Les trois hommes concernés, Bob Njagi, Jamil Longton et son frère Aslam Longton, avaient publiquement soutenu les manifestations antigouvernementales qui ont éclaté en juin 2023 contre le gouvernement du président William Ruto. Le 19 août, ils ont été enlevés à Kitengela, une ville située au sud de Nairobi, par des individus soupçonnés d’être des agents de sécurité d’État. Depuis, leur sort reste inconnu, ce qui a poussé la Law Society of Kenya (LSK) à saisir les tribunaux pour obtenir justice.
Sanction contre le chef de la police
Le juge Lawrence Mugambi a condamné Masengeli à une peine de six mois de prison pour outrage au tribunal, lui donnant un délai de sept jours pour se présenter volontairement avant le 19 septembre. En cas de non-respect, le ministre de l’Intérieur a reçu pour instruction de s’assurer que Masengeli soit incarcéré pour purger sa peine.

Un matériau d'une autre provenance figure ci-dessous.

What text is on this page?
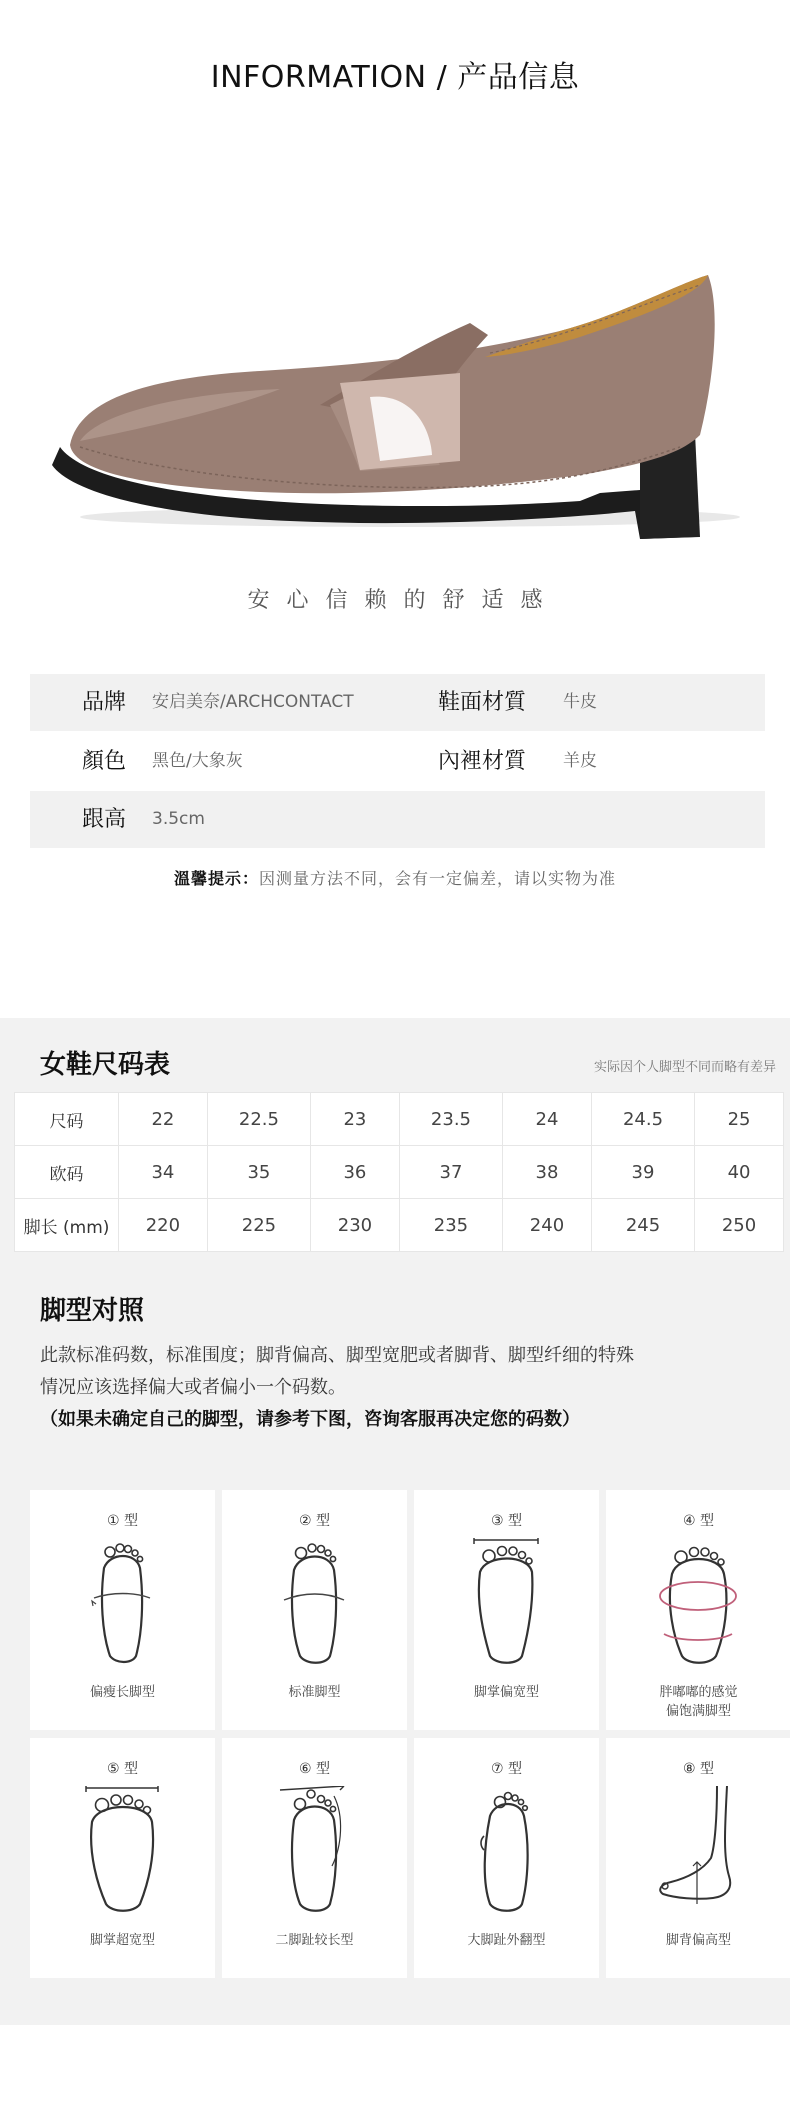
INFORMATION / 产品信息
安心信赖的舒适感
品牌 安启美奈/ARCHCONTACT	鞋面材質 牛皮
顏色 黑色/大象灰	內裡材質 羊皮
跟高 3.5cm
溫馨提示：因测量方法不同，会有一定偏差，请以实物为准
女鞋尺码表	实际因个人脚型不同而略有差异
尺码	22	22.5	23	23.5	24	24.5	25
欧码	34	35	36	37	38	39	40
脚长 (mm)	220	225	230	235	240	245	250
脚型对照
此款标准码数，标准围度；脚背偏高、脚型宽肥或者脚背、脚型纤细的特殊
情况应该选择偏大或者偏小一个码数。
（如果未确定自己的脚型，请参考下图，咨询客服再决定您的码数）
① 型
偏瘦长脚型
② 型
标准脚型
③ 型
脚掌偏宽型
④ 型
胖嘟嘟的感觉
偏饱满脚型
⑤ 型
脚掌超宽型
⑥ 型
二脚趾较长型
⑦ 型
大脚趾外翻型
⑧ 型
脚背偏高型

Après la condamnation, Haki Africa, un groupe de défense des droits de l’homme basé à Mombasa, a menacé d’organiser une marche jusqu’au bureau de Masengeli pour l’arrêter. Selon Yusuf Aboubakar, directeur exécutif de Haki Africa, « Personne n’est au-dessus du peuple. »

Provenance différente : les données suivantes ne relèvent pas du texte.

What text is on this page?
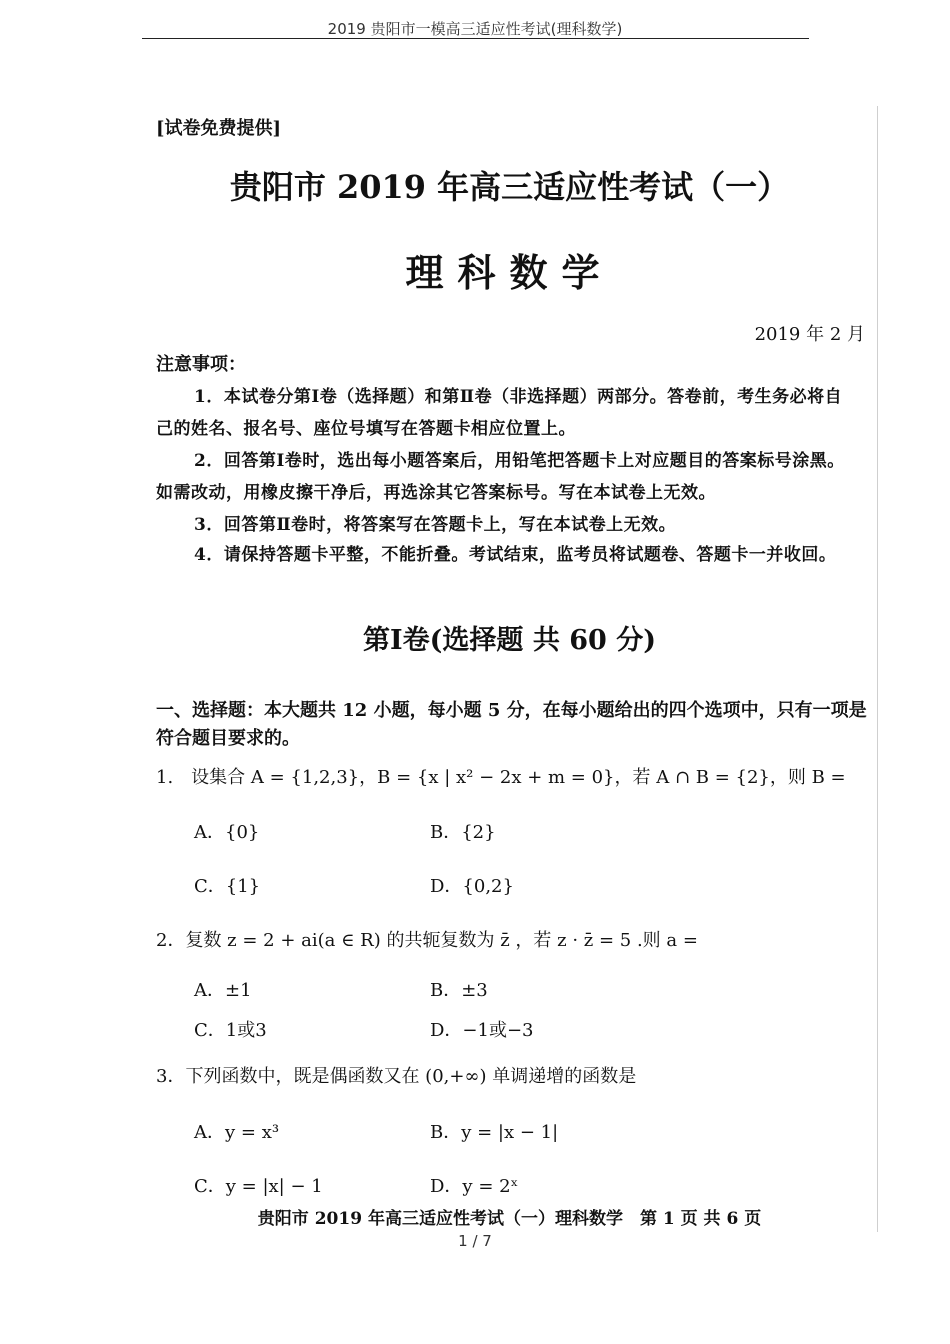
2019 贵阳市一模高三适应性考试(理科数学)
[试卷免费提供]
贵阳市 2019 年高三适应性考试（一）
理科数学
2019 年 2 月
注意事项：
1．本试卷分第Ⅰ卷（选择题）和第Ⅱ卷（非选择题）两部分。答卷前，考生务必将自
己的姓名、报名号、座位号填写在答题卡相应位置上。
2．回答第Ⅰ卷时，选出每小题答案后，用铅笔把答题卡上对应题目的答案标号涂黑。
如需改动，用橡皮擦干净后，再选涂其它答案标号。写在本试卷上无效。
3．回答第Ⅱ卷时，将答案写在答题卡上，写在本试卷上无效。
4．请保持答题卡平整，不能折叠。考试结束，监考员将试题卷、答题卡一并收回。
第Ⅰ卷(选择题 共 60 分)
一、选择题：本大题共 12 小题，每小题 5 分，在每小题给出的四个选项中，只有一项是
符合题目要求的。
1.　设集合 A = {1,2,3}，B = {x | x² − 2x + m = 0}，若 A ∩ B = {2}，则 B =
A．{0}	B．{2}
C．{1}	D．{0,2}
2．复数 z = 2 + ai(a ∈ R) 的共轭复数为 z̄ ，若 z · z̄ = 5 .则 a =
A．±1	B．±3
C．1或3	D．−1或−3
3．下列函数中，既是偶函数又在 (0,+∞) 单调递增的函数是
A．y = x³	B．y = |x − 1|
C．y = |x| − 1	D．y = 2ˣ
贵阳市 2019 年高三适应性考试（一）理科数学　第 1 页 共 6 页
1 / 7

Désobéissance croissante aux décisions judiciaires
La Cour d’appel a rejeté la demande de suspension de peine déposée par les avocats de Masengeli, qualifiant la décision de la Haute Cour de légitime. Cette affaire reflète un problème plus vaste au Kenya, où l’insubordination envers les décisions de justice semble en augmentation. Francis Auma, défenseur des droits humains, a souligné que ce phénomène est en train de pousser le pays vers un état d’anarchie, où seules les classes pauvres respectent les décisions judiciaires.

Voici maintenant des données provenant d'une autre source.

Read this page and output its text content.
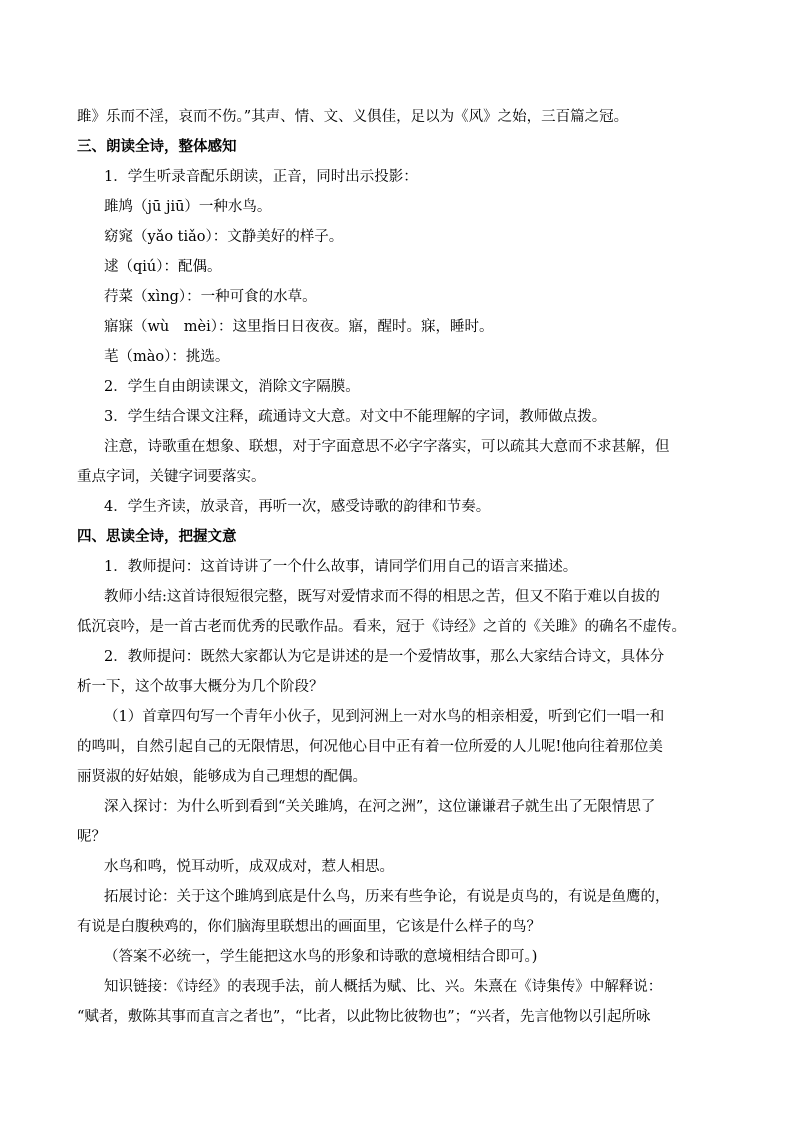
雎》乐而不淫，哀而不伤。”其声、情、文、义俱佳，足以为《风》之始，三百篇之冠。
三、朗读全诗，整体感知
1．学生听录音配乐朗读，正音，同时出示投影：
雎鸠（jū jiū）一种水鸟。
窈窕（yǎo tiǎo）：文静美好的样子。
逑（qiú）：配偶。
荇菜（xìng）：一种可食的水草。
寤寐（wù　mèi）：这里指日日夜夜。寤，醒时。寐，睡时。
芼（mào）：挑选。
2．学生自由朗读课文，消除文字隔膜。
3．学生结合课文注释，疏通诗文大意。对文中不能理解的字词，教师做点拨。
注意，诗歌重在想象、联想，对于字面意思不必字字落实，可以疏其大意而不求甚解，但
重点字词，关键字词要落实。
4．学生齐读，放录音，再听一次，感受诗歌的韵律和节奏。
四、思读全诗，把握文意
1．教师提问：这首诗讲了一个什么故事，请同学们用自己的语言来描述。
教师小结:这首诗很短很完整，既写对爱情求而不得的相思之苦，但又不陷于难以自拔的
低沉哀吟，是一首古老而优秀的民歌作品。看来，冠于《诗经》之首的《关雎》的确名不虚传。
2．教师提问：既然大家都认为它是讲述的是一个爱情故事，那么大家结合诗文，具体分
析一下，这个故事大概分为几个阶段？
（1）首章四句写一个青年小伙子，见到河洲上一对水鸟的相亲相爱，听到它们一唱一和
的鸣叫，自然引起自己的无限情思，何况他心目中正有着一位所爱的人儿呢!他向往着那位美
丽贤淑的好姑娘，能够成为自己理想的配偶。
深入探讨：为什么听到看到“关关雎鸠，在河之洲”，这位谦谦君子就生出了无限情思了
呢？
水鸟和鸣，悦耳动听，成双成对，惹人相思。
拓展讨论：关于这个雎鸠到底是什么鸟，历来有些争论，有说是贞鸟的，有说是鱼鹰的，
有说是白腹秧鸡的，你们脑海里联想出的画面里，它该是什么样子的鸟？
（答案不必统一，学生能把这水鸟的形象和诗歌的意境相结合即可。)
知识链接：《诗经》的表现手法，前人概括为赋、比、兴。朱熹在《诗集传》中解释说：
“赋者，敷陈其事而直言之者也”，“比者，以此物比彼物也”；“兴者，先言他物以引起所咏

Réactions et retrait de la protection du juge
Dans une tournure imprévue, un jour après la condamnation de Masengeli, la police a retiré la protection accordée au juge Mugambi, provoquant une vague d’indignation. La Commission des services judiciaires a dénoncé cette mesure comme une forme de représailles et une atteinte à l’État de droit.
La juge en chef Martha Koome a fermement condamné cette décision, affirmant qu’elle violait l’indépendance judiciaire garantie par la Constitution kényane. Elle a exigé que la protection du juge Mugambi soit rétablie sans délai.
Un exemple à suivre
L’analyste politique Kelvin Ochol a attribué cette situation à l’absence de volonté politique, dénonçant la classe dirigeante, notamment le président Ruto, qui aurait lui-même ignoré des décisions judiciaires par le passé. Ruto, arrivé au pouvoir en septembre 2022, a publiquement critiqué la magistrature, qualifiant certains juges de corrompus et d’alliés de l’opposition.
Alors que les tensions persistent, le 18 septembre, le Parlement a approuvé la nomination de Douglas Kanja comme nouveau chef de la police, ouvrant la voie à sa prestation de serment sous peu.